Being able to do this kind of segmentation is actually state of the art, so it would require the advanced techniques shown in the link above.

cscheeser · March 28, 2023, 2:56pm

Thank you Victor - i’ve seen another video of yours, good stuff!

I’ve had good luck with opportunistic parsing downstream of the Tika Parser. One area I can’t resolve - wrapping text in columns that falls to the next row, see pic:

upon parsing, i see the below. row 1 and row 2 both fine. row 3 though is too anonymous. Any ideas welcome.

DC WHSE NO. DATE NO. NO. NO. DESCRIPTION DESCRIPTION QTY PRICE AMOUNT
01/10/2023 0 0 FOF Oral Care FOF Oral Care 1.00 16,154.00000 16,154.00
Incremental Incremental SKU funding

victor_palacios · March 28, 2023, 3:49pm

Hello @cscheeser , could you give me a little more detail? I’m not sure what you mean by “anonymous”.

cscheeser · March 28, 2023, 5:07pm

Hi - per the pic, text wrapping occurs in Column 8 and Column 9. However the post-parsing data suggests row 2 of text wrapping occurs in Column 1. No spaces, no tabs, no delimiters suggest the wrong column.

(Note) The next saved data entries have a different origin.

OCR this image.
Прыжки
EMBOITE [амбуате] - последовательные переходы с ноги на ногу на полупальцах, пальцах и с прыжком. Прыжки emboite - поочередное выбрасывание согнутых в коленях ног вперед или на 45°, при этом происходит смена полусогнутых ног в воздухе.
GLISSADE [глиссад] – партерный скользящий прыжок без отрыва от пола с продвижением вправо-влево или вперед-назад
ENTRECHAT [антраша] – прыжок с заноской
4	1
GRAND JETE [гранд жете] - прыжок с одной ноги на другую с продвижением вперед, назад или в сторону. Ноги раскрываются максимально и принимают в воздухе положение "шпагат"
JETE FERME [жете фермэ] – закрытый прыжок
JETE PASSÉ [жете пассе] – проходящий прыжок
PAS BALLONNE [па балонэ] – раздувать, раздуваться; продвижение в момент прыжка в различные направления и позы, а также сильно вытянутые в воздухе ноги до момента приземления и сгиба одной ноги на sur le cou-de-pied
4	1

How to get the column 8’s “Incremental” to line up with column 8? “Incremental Sku Funding” in column 9?

cscheeser · March 28, 2023, 8:27pm

another pic of the data post parser

again, row1 and 2 and manageable, lots of delimiters & patterns baked in. but row three isn’t able to attributed to column 8 or column 9. relationship seems lost…

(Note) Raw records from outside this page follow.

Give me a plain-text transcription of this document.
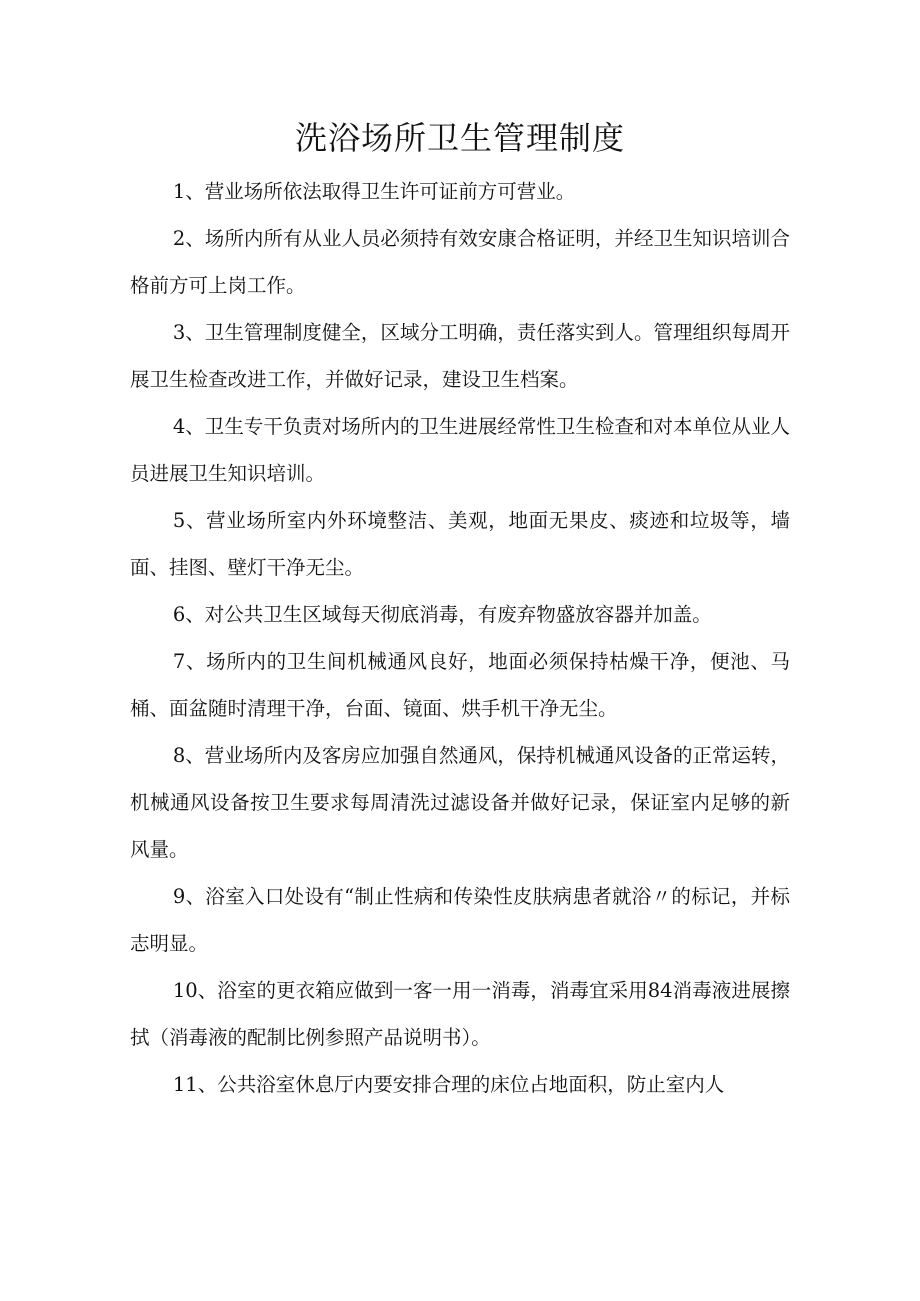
洗浴场所卫生管理制度

1、营业场所依法取得卫生许可证前方可营业。

2、场所内所有从业人员必须持有效安康合格证明，并经卫生知识培训合格前方可上岗工作。

3、卫生管理制度健全，区域分工明确，责任落实到人。管理组织每周开展卫生检查改进工作，并做好记录，建设卫生档案。

4、卫生专干负责对场所内的卫生进展经常性卫生检查和对本单位从业人员进展卫生知识培训。

5、营业场所室内外环境整洁、美观，地面无果皮、痰迹和垃圾等，墙面、挂图、壁灯干净无尘。

6、对公共卫生区域每天彻底消毒，有废弃物盛放容器并加盖。

7、场所内的卫生间机械通风良好，地面必须保持枯燥干净，便池、马桶、面盆随时清理干净，台面、镜面、烘手机干净无尘。

8、营业场所内及客房应加强自然通风，保持机械通风设备的正常运转，机械通风设备按卫生要求每周清洗过滤设备并做好记录，保证室内足够的新风量。

9、浴室入口处设有“制止性病和传染性皮肤病患者就浴〃的标记，并标志明显。

10、浴室的更衣箱应做到一客一用一消毒，消毒宜采用84消毒液进展擦拭（消毒液的配制比例参照产品说明书）。

11、公共浴室休息厅内要安排合理的床位占地面积，防止室内人
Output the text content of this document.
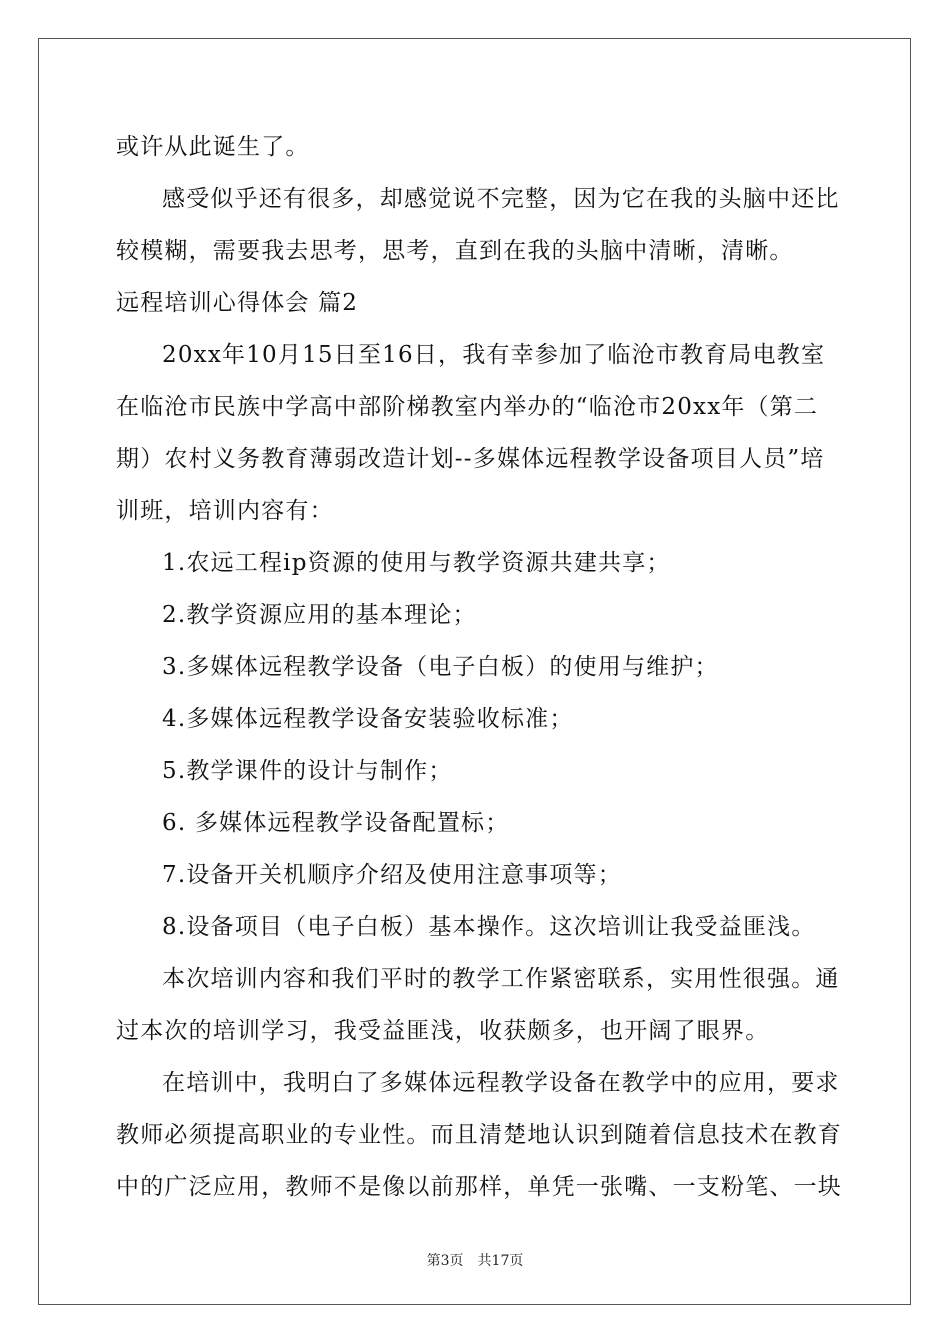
或许从此诞生了。
感受似乎还有很多，却感觉说不完整，因为它在我的头脑中还比
较模糊，需要我去思考，思考，直到在我的头脑中清晰，清晰。
远程培训心得体会 篇2
20xx年10月15日至16日，我有幸参加了临沧市教育局电教室
在临沧市民族中学高中部阶梯教室内举办的“临沧市20xx年（第二
期）农村义务教育薄弱改造计划--多媒体远程教学设备项目人员”培
训班，培训内容有：
1.农远工程ip资源的使用与教学资源共建共享；
2.教学资源应用的基本理论；
3.多媒体远程教学设备（电子白板）的使用与维护；
4.多媒体远程教学设备安装验收标准；
5.教学课件的设计与制作；
6. 多媒体远程教学设备配置标；
7.设备开关机顺序介绍及使用注意事项等；
8.设备项目（电子白板）基本操作。这次培训让我受益匪浅。
本次培训内容和我们平时的教学工作紧密联系，实用性很强。通
过本次的培训学习，我受益匪浅，收获颇多，也开阔了眼界。
在培训中，我明白了多媒体远程教学设备在教学中的应用，要求
教师必须提高职业的专业性。而且清楚地认识到随着信息技术在教育
中的广泛应用，教师不是像以前那样，单凭一张嘴、一支粉笔、一块
第3页 共17页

victor_palacios · April 2, 2023, 5:42pm

@cscheeser

Now I understand: when text appears within in a box on 2 different lines like “Incremental” it actually gets assigned a new row and that new row’s column is incorrect. This seems to be an issue with parsing a table which is notoriously difficult. See the many discussions I’ve had with people about reading from tables:

TLDR; Not even state of the art models can read from tables with 100% accuracy without specific training, so this is one area where manual effort, clever strategies, or advanced models need to be used.

cscheeser · April 3, 2023, 4:42pm

Thx Victor - appreciat this reply. One idea: Adobe pro has a ‘batch’ exporter. If you batch export to excel, formatting seems retained. i’m playing w/ this now (of course you have to have a license). But maybe the solution is shared between adobe pro and knime?

system · July 2, 2023, 4:43pm

This topic was automatically closed 90 days after the last reply. New replies are no longer allowed.